1990年代からゲンゴロウを見てきたが、ケシゲンゴロウはちょっと良い環境であれば、どこにでもいる種だった。しかし、現在は激減していて、保全が急務となっている。
2.泳ぐヨコミゾドロムシの幼虫
これもヨコミゾドロムシ幼虫を撮影しているときに気づいた。泳がない水生甲虫であるヒメドロムシの幼虫が泳ぐのはとても意外だった。その一方で、あの平たい体型が関係していると考えられ、なるほどと思った。系統関係と幼虫形態を絡めて進化についても少し議論した。
https://onlinelibrary.wiley.com/doi/10.1111/ens.12333
ヨコミゾドロムシ幼虫を採集した地点は個体数も多かったので、生活史についても調査してもらい、論文になった。
https://onlinelibrary.wiley.com/doi/10.1111/ens.12442
3.イネを登るヒメモノアラガイ
田んぼの講師で何度が行った水田は、ヒメモノアラガイとガムシがとても多い場所だった。イネに黒いものがたくさんくっついているのを見て、最初はイネクビボソハムシの幼虫(稲泥負虫)かと思った。よく見たら、ヒメモノアラガイで、水中にガムシの幼虫がたくさんいたので、捕食者からの逃避という仮説を立てて実験を行った。ヒメモノアラガイはガムシに捕食された仲間の匂いに強く反応した。

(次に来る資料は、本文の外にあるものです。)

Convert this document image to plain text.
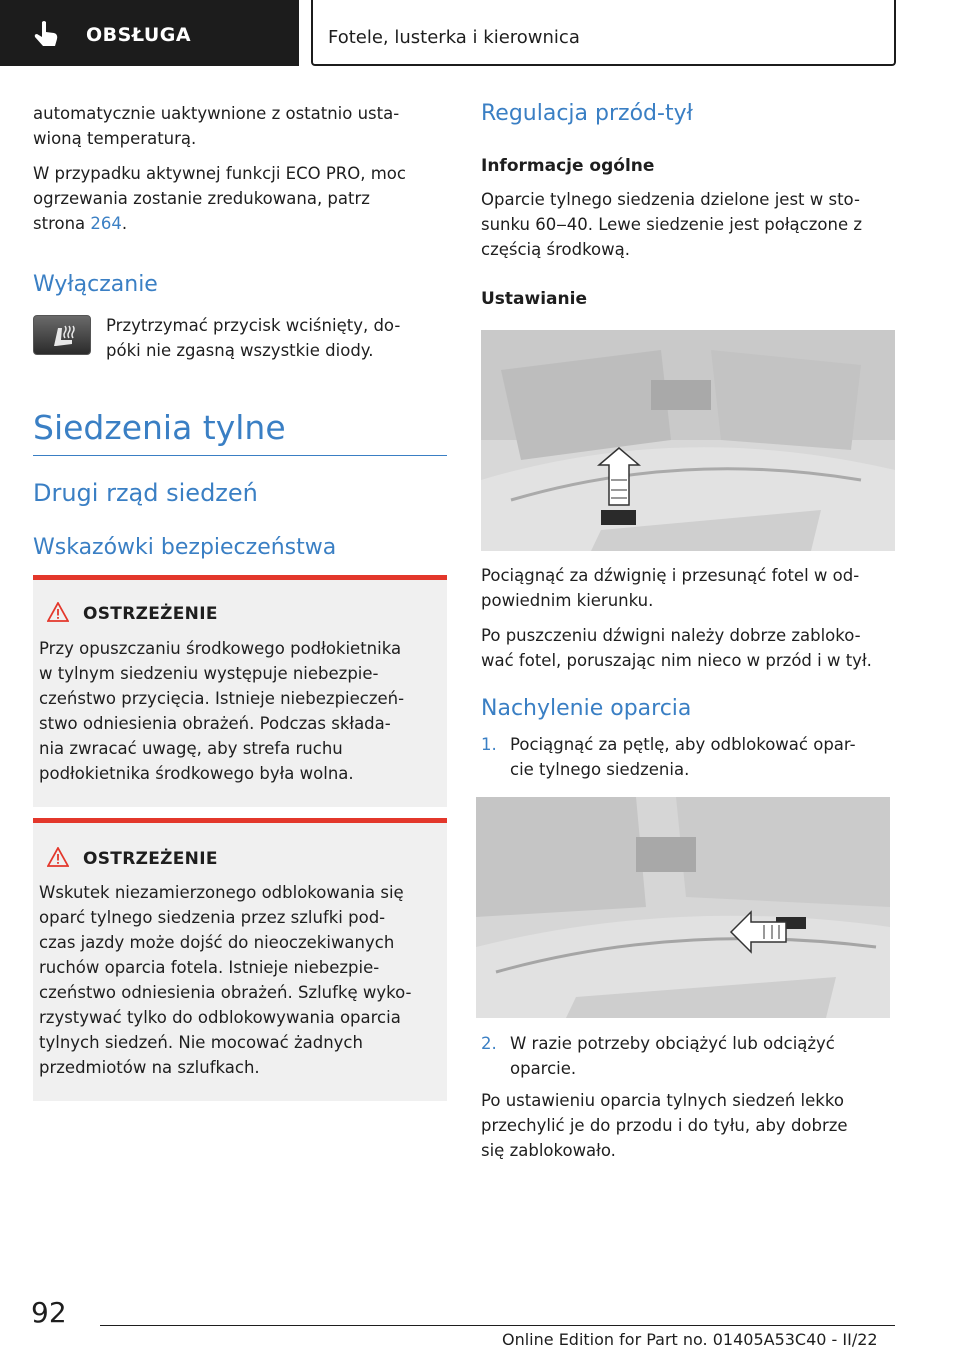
OBSŁUGA	Fotele, lusterka i kierownica
automatycznie uaktywnione z ostatnio usta-
wioną temperaturą.
W przypadku aktywnej funkcji ECO PRO, moc
ogrzewania zostanie zredukowana, patrz
strona 264.
Wyłączanie
Przytrzymać przycisk wciśnięty, do-
póki nie zgasną wszystkie diody.
Siedzenia tylne
Drugi rząd siedzeń
Wskazówki bezpieczeństwa
OSTRZEŻENIE
Przy opuszczaniu środkowego podłokietnika
w tylnym siedzeniu występuje niebezpie-
czeństwo przycięcia. Istnieje niebezpieczeń-
stwo odniesienia obrażeń. Podczas składa-
nia zwracać uwagę, aby strefa ruchu
podłokietnika środkowego była wolna.
OSTRZEŻENIE
Wskutek niezamierzonego odblokowania się
oparć tylnego siedzenia przez szlufki pod-
czas jazdy może dojść do nieoczekiwanych
ruchów oparcia fotela. Istnieje niebezpie-
czeństwo odniesienia obrażeń. Szlufkę wyko-
rzystywać tylko do odblokowywania oparcia
tylnych siedzeń. Nie mocować żadnych
przedmiotów na szlufkach.
Regulacja przód-tył
Informacje ogólne
Oparcie tylnego siedzenia dzielone jest w sto-
sunku 60‒40. Lewe siedzenie jest połączone z
częścią środkową.
Ustawianie
Pociągnąć za dźwignię i przesunąć fotel w od-
powiednim kierunku.
Po puszczeniu dźwigni należy dobrze zabloko-
wać fotel, poruszając nim nieco w przód i w tył.
Nachylenie oparcia
1. Pociągnąć za pętlę, aby odblokować opar-
cie tylnego siedzenia.
2. W razie potrzeby obciążyć lub odciążyć
oparcie.
Po ustawieniu oparcia tylnych siedzeń lekko
przechylić je do przodu i do tyłu, aby dobrze
się zablokowało.
92
Online Edition for Part no. 01405A53C40 - II/22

https://academic.oup.com/biolinnean/article/130/4/751/5864573
4.カタキバゴミムシが巻貝捕食者であることの観察
スナハラゴミムシの仲間はカタツムリなどの陸生巻貝を食べることが知られていたが、実際に詳しく観察した報告は一部の種だけだった。カタキバゴミムシ類も大顎形態から巻貝食いであることが予想されていたが、報告はなかった。職場でヨツモンカタキバゴミムシが灯火で採集できることがわかっていたので、実際に観察してみた。意外だったのは淡水巻貝も捕食したことだった。
5.イモムシの「泳ぐ」行動の発見
野外作業をしている時に、たまたま気づいた。観察する種を増やしたり、成長の過程で水に対する反応の変化を調べた。先日、公表になった。
Active behaviour of terrestrial caterpillars on the water surface [PeerJ]
最近は、身近にいる生物の秘めたる行動や、多分そうだと言われているけど誰も記載していない行動を調べることが面白いです。地域生物相の解明や分類、生物地理など従来のテーマに軸足を置きつつ、行動の研究もしたいです。遠くに出かけることも難しい状況が続いていますので、その点でも身近な生物の研究はやりやすいと考えています。